Before this technology, researchers had to decide what specific proteins to target prior to the study. Single cell multi-omics allows for a non-hypothesis oriented approach which gives an “unbiased view of what’s there,” according to Hafler. 

In this study, researchers analyzed the blood cells of patients with COVID-19 pneumonia using a cross sectional method. They took cells at two different points of the virus’ development in every patient and found that in progressive patients, “there is a dyssynchrony between the two arms of the immune system,” explained Avraham Unterman, the study’s other co-first author and former member of Yale’s Kaminski Lab. 

These two arms are the innate immune system and the adaptive immune system. The innate system is the first defense mechanism that fights viral infections. It is non-specific and fast acting. The adaptive is a specialized immune response designed to only target the specific virus on hand. It is therefore a more powerful defense.

In a synchronous immune system, the innate component presents the antigens to the adaptive component. The specific immune cells that are involved in this presentation function are called monocytes, which present the antigens to adaptive immune cells called T cells. 

The researchers found that, in patients with severe, progressive COVID-19, the monocytes do not effectively present antigens to T cells, but the adaptive immune system is still very active. Charles Dela Cruz, associate professor and director of the Center for Pulmonary Infection Research and Treatment at Yale, explained that this activity increases the inflammatory response of the immune system, which can have damaging effects to the rest of the body’s tissues. This finding relates to current COVID-19 treatment in severe cases, which is to give patients steroids that lessen the adaptive immune system’s response. 
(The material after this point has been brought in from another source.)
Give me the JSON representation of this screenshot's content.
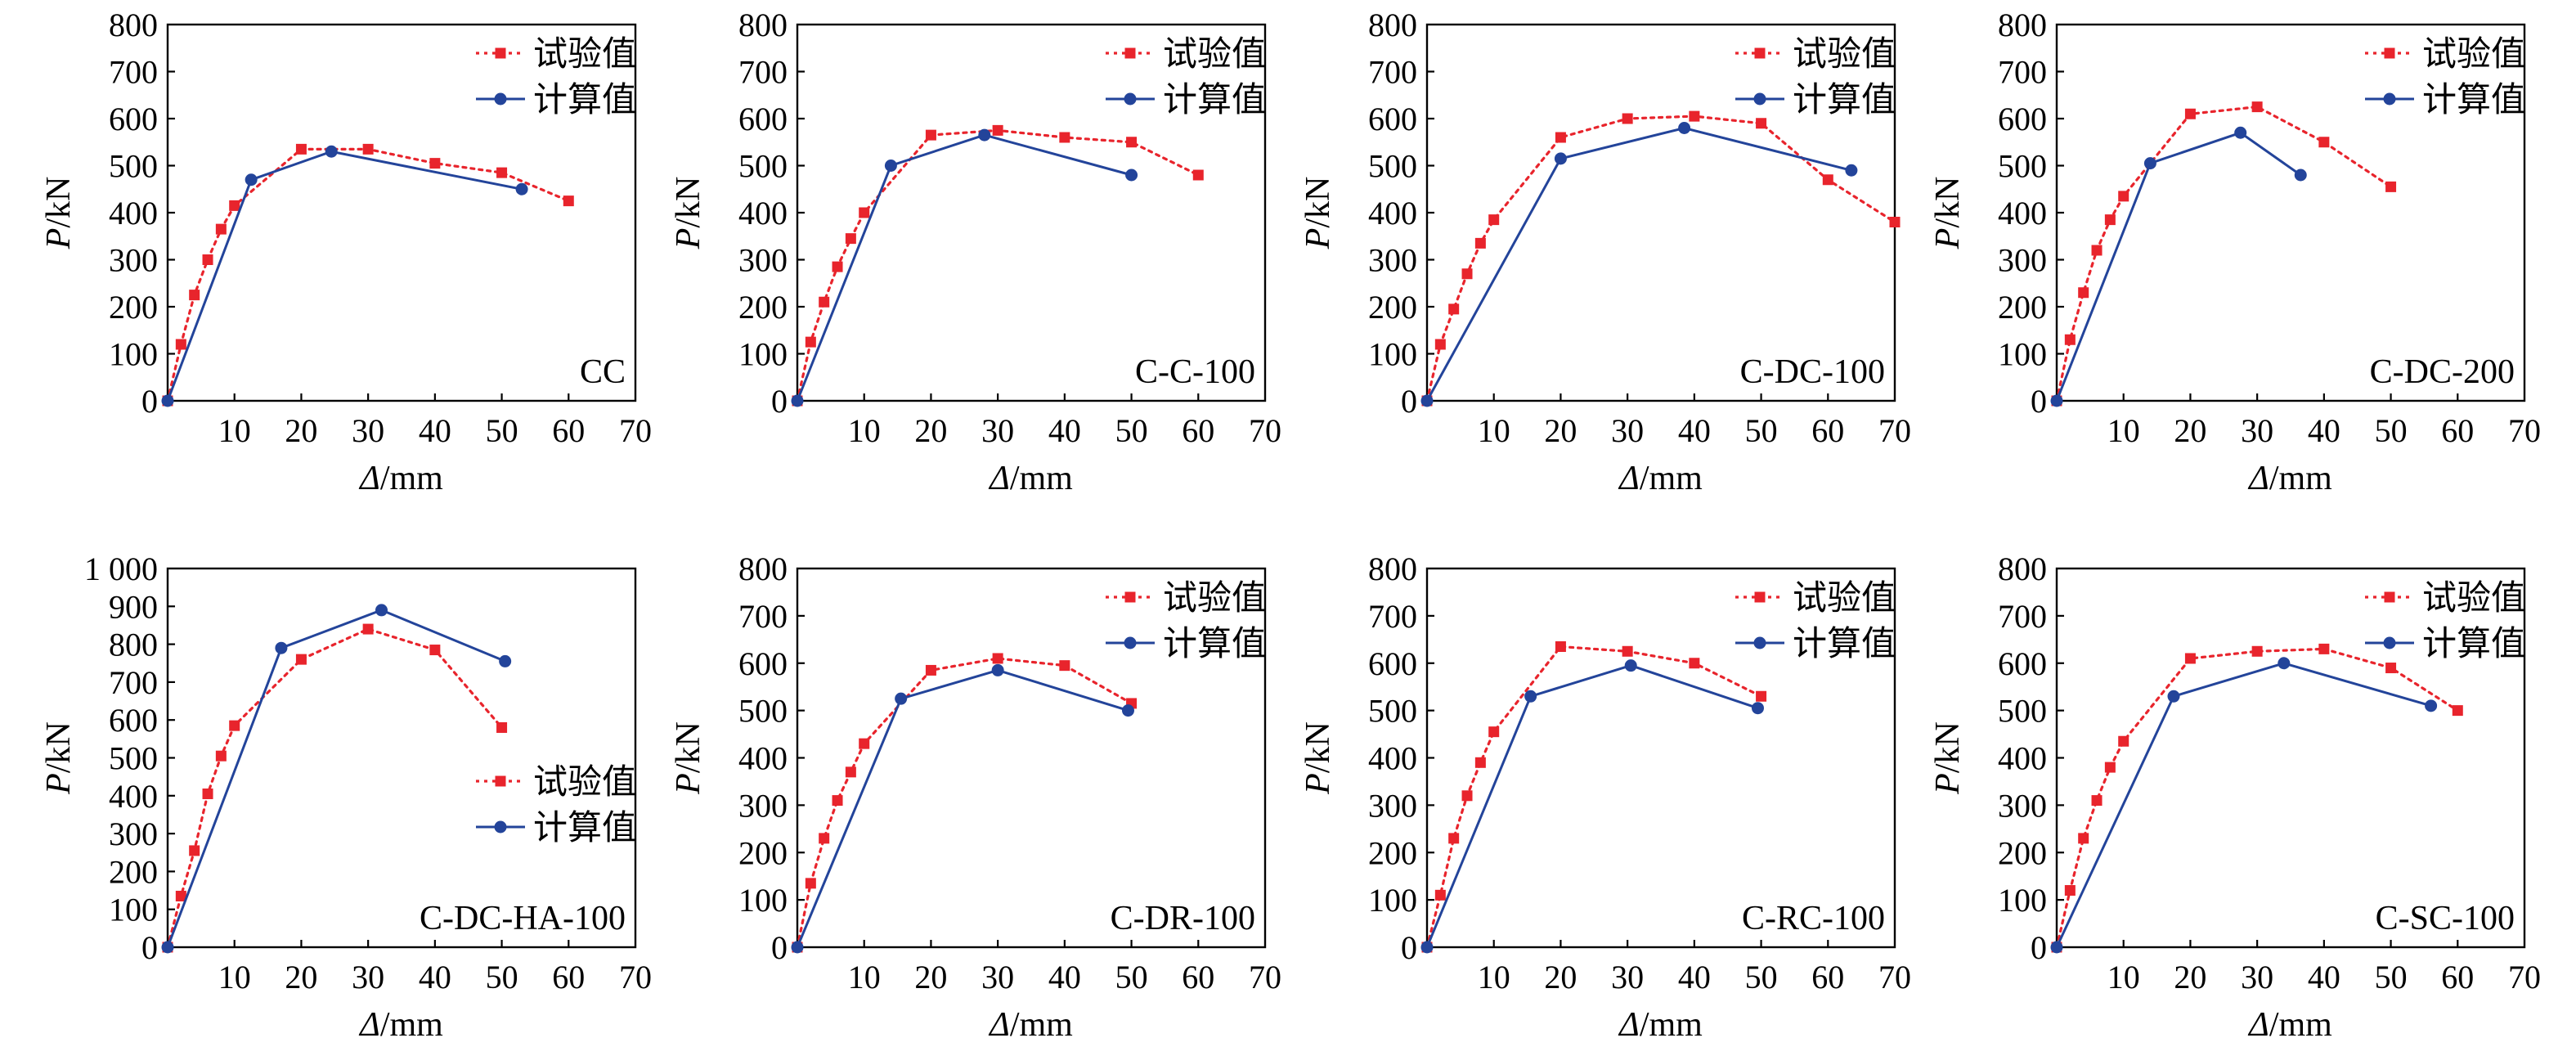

In patients with progressive COVID-19, there are more type I interferon signatures in both immune system cell types, which are released by infected cells. Sumida explained that it is widely agreed upon that type I interferons may be involved in facilitating antigen presentation, but that the mechanisms of its function are complex because it is highly context dependent. Furthermore, in the case of severe patients, the level of interferon signatures is higher than it should be during the resolution of the disease, which contributes to a damaging immune response.

Dela Cruz explained that this interaction between the monocytes and T cells could be targeted, which could aid in the treatment of severe COVID-19. He also explained that, through the use of multi-omic technology, researchers know the specific subsets of immune cells that are represented in progessive patients, so they know exactly what to target. 

According to Sumida, if scientists are able to tweak the innate or adaptive immune system, they might be able to “rewire what is happening in severe patients.” 

Sumida discussed the possibility of injecting patients with interferons in the early stages of the disease to assist their immune response. However, this would not be a viable treatment for patients who have developed severe COVID-19 because injecting the interferons at that later stage would exaggerate the immune response, contributing to the damaging bystander effects. 

“Science doesn’t work in a straight line,” Hafler said when explaining the broader implications of their findings. Both Hafler and Sumida emphasized the surprising similarity between immune responses in severe COVID-19 and those in patients with cancer. According to Hafler, this overlap is a “beautiful example of how this horrible pandemic is teaching us about, for example, cancer, in unexpected ways.”

On Feb. 13, the CDC reported 34,034 new COVID-19 cases in the US.